I ordered the De Salmon Torta with my own substitutions. I did without the bread and instead had the salmon and 2 poached eggs over a bed of spinach with shredded red onion and jicama. I put the garlic-caper cream cheese on the side and ate some of it with my meal. The guacamole was awesome, and I definitely enjoyed their variety of salsa with chips.

Holler! Coach Showout Megan Parsons

Monday, June 13, 2011

Brussels for Breakfast

Who says you can't have brussel sprouts for breakfast? Not this girl. I threw a piece of bacon in the skillet, let it cook for a sec, then threw on 3 eggs. In another pan I sauteed brussel sprouts, bacon, and garlic. Topped the eggs with the veggie mix and BAM--- yummy breakfast.

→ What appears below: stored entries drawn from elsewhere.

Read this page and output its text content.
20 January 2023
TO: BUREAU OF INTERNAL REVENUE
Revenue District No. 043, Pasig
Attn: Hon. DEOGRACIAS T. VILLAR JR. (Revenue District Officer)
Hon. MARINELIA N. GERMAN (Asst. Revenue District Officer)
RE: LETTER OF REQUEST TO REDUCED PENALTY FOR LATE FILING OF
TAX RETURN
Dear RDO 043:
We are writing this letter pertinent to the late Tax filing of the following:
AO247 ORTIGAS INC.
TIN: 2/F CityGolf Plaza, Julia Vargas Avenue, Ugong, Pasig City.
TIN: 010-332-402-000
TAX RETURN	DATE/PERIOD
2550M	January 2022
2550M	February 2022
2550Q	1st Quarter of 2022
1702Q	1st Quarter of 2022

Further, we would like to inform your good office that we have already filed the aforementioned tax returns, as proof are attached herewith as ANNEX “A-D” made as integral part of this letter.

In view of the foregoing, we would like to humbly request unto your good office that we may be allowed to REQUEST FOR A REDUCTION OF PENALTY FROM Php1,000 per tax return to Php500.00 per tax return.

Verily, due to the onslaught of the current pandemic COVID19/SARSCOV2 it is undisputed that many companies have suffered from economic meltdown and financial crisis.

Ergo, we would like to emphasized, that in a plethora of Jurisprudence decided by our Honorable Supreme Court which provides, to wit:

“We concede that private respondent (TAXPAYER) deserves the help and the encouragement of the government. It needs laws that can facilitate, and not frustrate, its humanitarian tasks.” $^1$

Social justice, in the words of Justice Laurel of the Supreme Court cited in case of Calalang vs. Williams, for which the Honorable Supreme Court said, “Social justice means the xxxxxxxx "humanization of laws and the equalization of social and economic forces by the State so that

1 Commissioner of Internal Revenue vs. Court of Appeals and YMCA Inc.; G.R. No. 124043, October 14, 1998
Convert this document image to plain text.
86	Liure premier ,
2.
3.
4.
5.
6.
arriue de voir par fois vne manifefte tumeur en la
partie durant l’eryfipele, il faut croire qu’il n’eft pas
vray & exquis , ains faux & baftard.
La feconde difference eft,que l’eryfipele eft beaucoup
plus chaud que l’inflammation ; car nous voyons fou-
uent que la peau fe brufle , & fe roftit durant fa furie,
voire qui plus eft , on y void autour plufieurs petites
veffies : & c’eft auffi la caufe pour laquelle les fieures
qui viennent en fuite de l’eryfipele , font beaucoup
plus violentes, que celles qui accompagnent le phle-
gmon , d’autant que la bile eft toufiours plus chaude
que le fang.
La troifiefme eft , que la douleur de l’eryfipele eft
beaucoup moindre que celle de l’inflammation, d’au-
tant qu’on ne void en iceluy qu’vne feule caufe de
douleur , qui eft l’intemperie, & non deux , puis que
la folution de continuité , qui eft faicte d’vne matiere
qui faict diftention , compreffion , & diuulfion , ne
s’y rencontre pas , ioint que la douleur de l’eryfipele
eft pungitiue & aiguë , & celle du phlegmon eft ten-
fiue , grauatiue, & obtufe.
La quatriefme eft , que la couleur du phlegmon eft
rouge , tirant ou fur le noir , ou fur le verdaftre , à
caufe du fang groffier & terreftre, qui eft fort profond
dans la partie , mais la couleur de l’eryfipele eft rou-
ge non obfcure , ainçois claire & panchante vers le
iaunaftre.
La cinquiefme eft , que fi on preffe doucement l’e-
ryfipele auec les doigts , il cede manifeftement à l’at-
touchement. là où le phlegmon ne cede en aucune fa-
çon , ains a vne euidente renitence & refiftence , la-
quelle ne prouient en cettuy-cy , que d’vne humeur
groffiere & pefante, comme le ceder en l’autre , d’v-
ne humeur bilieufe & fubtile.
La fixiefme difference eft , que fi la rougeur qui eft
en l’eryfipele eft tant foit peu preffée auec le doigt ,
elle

Holler! Coach Showout Megan Parsons

Tuesday, June 7, 2011

Cod With Bacon and Creamy Fennel by Jess

3 cod fillets
1 lg. fennel bulb, sliced
2/3 cup coconut milk
1 cup chicken stock
1/4 cup sun-dried tomatoes
2 garlic cloves, minced
1T grainy mustard
salt/pepper to taste
4 slices nitrate free Applewood smoked bacon, cut into 1/2 pieces

Cooking Steps

1. Heat a large skillet over a medium heat and cook the bacon pieces until it starts to crisp-up.
2. Remove the bacon from the skillet and set aside.
3. Add the fennel wedges to the hot skillet with the rendered bacon fat.
4. Season with sea salt and freshly ground black pepper to taste and cook for about 7 minutes, until slightly browned, while stirring occasionally.
5. Stir in the chicken stock, coconut milk, garlic and sun-dried tomatoes and simmer, partially covered, for about 20 minutes. Stir occasionally.
6. In the mean time, season the fish to taste with salt and pepper, heat a pan over a medium-high heat and cook the fish in the remaining cooking fat until just cooked through.
7. Add back the bacon pieces to the cooked fennel as well as the mustard and serve on top of the cooked cod.

Delicious and only takes about 35 minutes!

Wednesday, June 1, 2011

A little post-dinner treat by JenC

YUM. Bacon wrapped dates. I got this from Ingrid, a fellow bacon lover.

Cut a thin Applegate farms bacon in two. Wrap it around a date. ( i cut the seed out easily). Cook in the oven at 400 for 15.


For extra..dip in almond butter and eat. AMAZING. Its small and filling.